La formalité de l'enregistrement, en France, et de l'autorisation du consul français, en pays étrangers, aurait été inutile, si elle n'avait été prescrite au prêteur à peine de perdre son privilége. Cette peine est la conséquence nécessaire des motifs qui ont dicté la disposition de l'art. 312. Au moyen de ces formalités, le contrat à la grosse, fait devant notaire ou sous signature privée, produit tous ses

effets, même à l'égard des tiers; et sans ces formalités, le prêteur perd son privilége à l'égard des autres créanciers de l'emprunteur.

Il faut bien observer que cette disposition est absolue; de manière, par exemple, que l'enregistrement opéré après les dix jours ne ferait pas renaître le privilége du prêteur.
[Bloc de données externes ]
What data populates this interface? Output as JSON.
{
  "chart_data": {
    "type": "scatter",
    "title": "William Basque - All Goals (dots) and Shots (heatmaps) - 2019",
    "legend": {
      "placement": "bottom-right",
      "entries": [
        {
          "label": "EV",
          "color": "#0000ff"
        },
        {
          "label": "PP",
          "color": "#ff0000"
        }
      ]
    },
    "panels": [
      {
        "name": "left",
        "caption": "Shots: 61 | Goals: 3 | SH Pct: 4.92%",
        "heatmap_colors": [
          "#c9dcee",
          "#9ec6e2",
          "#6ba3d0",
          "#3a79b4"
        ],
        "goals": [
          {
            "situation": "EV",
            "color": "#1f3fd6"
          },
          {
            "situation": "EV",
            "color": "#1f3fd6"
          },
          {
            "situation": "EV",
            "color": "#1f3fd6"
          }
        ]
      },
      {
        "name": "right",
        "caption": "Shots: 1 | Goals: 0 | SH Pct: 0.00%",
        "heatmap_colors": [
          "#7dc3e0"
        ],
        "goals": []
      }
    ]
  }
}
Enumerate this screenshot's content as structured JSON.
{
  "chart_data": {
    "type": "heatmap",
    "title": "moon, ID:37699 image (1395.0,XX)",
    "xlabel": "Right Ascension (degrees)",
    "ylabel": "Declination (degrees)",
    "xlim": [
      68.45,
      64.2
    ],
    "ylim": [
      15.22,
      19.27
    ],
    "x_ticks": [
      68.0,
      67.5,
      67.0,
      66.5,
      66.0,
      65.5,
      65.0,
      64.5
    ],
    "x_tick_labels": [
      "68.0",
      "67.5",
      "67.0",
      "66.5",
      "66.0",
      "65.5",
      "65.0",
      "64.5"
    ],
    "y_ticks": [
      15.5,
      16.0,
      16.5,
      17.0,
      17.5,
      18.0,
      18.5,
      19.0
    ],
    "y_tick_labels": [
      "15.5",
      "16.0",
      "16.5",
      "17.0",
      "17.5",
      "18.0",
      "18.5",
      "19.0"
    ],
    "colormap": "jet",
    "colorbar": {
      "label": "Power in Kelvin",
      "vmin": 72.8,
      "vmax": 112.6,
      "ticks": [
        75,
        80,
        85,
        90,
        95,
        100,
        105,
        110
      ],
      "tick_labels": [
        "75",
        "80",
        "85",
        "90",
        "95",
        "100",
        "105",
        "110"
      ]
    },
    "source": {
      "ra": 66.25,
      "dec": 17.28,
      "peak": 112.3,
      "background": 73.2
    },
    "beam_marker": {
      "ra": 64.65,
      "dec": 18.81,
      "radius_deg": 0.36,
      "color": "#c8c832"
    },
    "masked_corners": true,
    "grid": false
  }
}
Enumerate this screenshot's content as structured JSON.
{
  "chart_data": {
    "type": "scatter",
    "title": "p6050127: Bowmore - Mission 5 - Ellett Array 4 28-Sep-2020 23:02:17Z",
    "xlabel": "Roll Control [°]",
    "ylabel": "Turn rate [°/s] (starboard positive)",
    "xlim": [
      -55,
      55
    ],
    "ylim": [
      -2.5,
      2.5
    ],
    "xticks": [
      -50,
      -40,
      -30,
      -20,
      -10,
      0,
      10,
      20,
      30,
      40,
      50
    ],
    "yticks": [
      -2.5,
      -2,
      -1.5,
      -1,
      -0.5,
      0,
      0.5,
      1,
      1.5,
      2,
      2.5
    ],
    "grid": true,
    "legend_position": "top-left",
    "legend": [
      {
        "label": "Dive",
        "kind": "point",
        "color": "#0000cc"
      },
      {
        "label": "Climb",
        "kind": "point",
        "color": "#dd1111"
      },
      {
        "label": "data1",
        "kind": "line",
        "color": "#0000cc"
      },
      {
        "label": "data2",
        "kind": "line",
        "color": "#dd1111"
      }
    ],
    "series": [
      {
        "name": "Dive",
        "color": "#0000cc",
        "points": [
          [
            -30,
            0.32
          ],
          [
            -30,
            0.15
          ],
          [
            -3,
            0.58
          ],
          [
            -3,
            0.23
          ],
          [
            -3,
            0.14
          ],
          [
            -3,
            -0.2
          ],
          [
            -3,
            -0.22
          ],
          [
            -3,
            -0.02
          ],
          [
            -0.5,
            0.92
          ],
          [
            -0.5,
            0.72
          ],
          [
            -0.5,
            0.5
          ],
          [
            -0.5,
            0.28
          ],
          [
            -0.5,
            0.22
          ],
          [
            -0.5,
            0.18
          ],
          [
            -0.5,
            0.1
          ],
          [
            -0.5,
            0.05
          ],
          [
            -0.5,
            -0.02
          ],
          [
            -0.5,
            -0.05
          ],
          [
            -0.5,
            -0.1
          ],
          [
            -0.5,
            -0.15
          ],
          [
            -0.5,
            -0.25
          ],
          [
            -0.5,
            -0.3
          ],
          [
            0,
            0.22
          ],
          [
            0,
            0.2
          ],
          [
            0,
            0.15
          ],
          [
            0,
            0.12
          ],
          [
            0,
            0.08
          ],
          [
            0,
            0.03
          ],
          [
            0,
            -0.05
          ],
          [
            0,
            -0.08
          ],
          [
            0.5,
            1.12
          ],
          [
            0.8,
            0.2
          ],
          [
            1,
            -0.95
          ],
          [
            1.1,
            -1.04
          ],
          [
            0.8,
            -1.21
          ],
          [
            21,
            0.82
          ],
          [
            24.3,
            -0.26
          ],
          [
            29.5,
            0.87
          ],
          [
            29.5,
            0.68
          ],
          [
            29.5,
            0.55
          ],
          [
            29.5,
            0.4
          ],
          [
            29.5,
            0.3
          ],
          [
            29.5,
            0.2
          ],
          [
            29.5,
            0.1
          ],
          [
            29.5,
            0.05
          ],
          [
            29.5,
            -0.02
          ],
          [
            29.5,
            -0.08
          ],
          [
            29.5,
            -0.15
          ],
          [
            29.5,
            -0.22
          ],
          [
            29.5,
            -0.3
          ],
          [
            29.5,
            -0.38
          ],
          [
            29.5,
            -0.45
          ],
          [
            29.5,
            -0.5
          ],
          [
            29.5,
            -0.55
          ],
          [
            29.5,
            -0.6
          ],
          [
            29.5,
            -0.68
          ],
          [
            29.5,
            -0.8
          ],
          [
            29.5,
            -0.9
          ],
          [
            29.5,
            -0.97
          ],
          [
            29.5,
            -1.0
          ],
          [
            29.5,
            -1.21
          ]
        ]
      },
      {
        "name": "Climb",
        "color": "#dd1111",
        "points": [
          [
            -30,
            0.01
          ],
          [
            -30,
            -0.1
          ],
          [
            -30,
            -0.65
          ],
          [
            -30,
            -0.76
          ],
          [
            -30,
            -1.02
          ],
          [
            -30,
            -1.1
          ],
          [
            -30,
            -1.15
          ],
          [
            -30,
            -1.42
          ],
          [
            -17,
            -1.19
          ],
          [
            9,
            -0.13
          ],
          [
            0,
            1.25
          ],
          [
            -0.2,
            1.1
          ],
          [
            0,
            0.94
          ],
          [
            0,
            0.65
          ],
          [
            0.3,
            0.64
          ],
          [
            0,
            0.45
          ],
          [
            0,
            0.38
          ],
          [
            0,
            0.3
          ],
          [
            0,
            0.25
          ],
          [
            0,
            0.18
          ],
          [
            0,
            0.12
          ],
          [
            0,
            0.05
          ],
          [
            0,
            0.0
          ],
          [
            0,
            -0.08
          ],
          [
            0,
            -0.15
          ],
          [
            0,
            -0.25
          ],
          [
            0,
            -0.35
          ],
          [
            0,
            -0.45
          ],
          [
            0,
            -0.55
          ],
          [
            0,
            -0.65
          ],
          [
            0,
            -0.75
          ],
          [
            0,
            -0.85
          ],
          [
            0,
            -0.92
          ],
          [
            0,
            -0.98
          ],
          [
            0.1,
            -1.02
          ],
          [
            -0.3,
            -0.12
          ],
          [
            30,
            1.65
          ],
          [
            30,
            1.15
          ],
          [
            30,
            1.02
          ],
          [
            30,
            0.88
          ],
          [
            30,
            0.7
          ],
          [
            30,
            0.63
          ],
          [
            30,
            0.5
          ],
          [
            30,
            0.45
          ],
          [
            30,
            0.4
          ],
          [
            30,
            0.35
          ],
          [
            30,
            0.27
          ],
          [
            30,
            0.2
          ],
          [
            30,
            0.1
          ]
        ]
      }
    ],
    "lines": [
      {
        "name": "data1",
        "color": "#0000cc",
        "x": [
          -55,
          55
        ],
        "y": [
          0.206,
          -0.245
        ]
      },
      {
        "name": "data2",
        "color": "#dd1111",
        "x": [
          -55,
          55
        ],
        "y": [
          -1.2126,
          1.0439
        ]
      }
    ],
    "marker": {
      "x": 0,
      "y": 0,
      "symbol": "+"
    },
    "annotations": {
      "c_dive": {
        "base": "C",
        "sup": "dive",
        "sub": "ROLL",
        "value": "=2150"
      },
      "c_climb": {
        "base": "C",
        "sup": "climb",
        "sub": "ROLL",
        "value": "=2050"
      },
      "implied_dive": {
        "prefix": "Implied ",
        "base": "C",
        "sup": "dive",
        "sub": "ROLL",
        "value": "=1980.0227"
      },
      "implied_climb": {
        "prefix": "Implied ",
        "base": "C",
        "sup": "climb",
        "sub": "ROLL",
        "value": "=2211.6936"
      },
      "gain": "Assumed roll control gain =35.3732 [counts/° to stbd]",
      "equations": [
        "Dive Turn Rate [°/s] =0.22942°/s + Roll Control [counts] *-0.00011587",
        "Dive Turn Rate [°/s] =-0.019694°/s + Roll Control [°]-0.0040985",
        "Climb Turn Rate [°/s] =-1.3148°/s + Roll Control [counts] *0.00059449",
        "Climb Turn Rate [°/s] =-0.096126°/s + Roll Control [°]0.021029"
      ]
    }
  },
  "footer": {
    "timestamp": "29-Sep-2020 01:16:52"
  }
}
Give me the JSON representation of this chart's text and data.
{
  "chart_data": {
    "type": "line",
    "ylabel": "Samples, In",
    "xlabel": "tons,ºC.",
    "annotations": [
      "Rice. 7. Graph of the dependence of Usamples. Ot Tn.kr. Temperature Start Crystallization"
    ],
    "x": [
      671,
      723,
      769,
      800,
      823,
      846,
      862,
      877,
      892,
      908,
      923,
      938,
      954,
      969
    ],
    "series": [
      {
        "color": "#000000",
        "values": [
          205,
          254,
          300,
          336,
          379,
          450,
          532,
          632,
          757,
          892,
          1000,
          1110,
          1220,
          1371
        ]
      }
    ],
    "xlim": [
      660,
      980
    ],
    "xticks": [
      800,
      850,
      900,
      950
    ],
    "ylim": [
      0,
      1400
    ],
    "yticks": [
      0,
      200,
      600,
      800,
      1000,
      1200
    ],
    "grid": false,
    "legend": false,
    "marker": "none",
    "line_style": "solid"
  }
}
Cependant, à défaut de l'enregistrement dans les dix jours, le préteur, ou donneur, perdra-til indistinctement son privilége contre tous les créanciers de l'emprunteur? Nous pensons que, comme la formalité de l'enregistrement n'est préscrite que pour obvier aux fraudes, et qu'il est impossible d'en supposer dans le contrat, rela→ tivement aux tiers qui ne deviennent créanciers de l'emprunteur qu'après l'enregistrement tardif, nous pensons qu'à leur égard l'enregistrement, à quelque époque qu'il soit fait, pourvu qu'il l'exprime par la date, conserve le privilége du prêteur; celui-ci ne perdra son privilége que contre ceux dont les titres seront antérieurs à l'enregistrement, qui, dans ce cas, n'a point d'effet rétroactif. C'est aussi l'opinion de MM. Locré et Laporte, sur l'article 312 du Code de commerce.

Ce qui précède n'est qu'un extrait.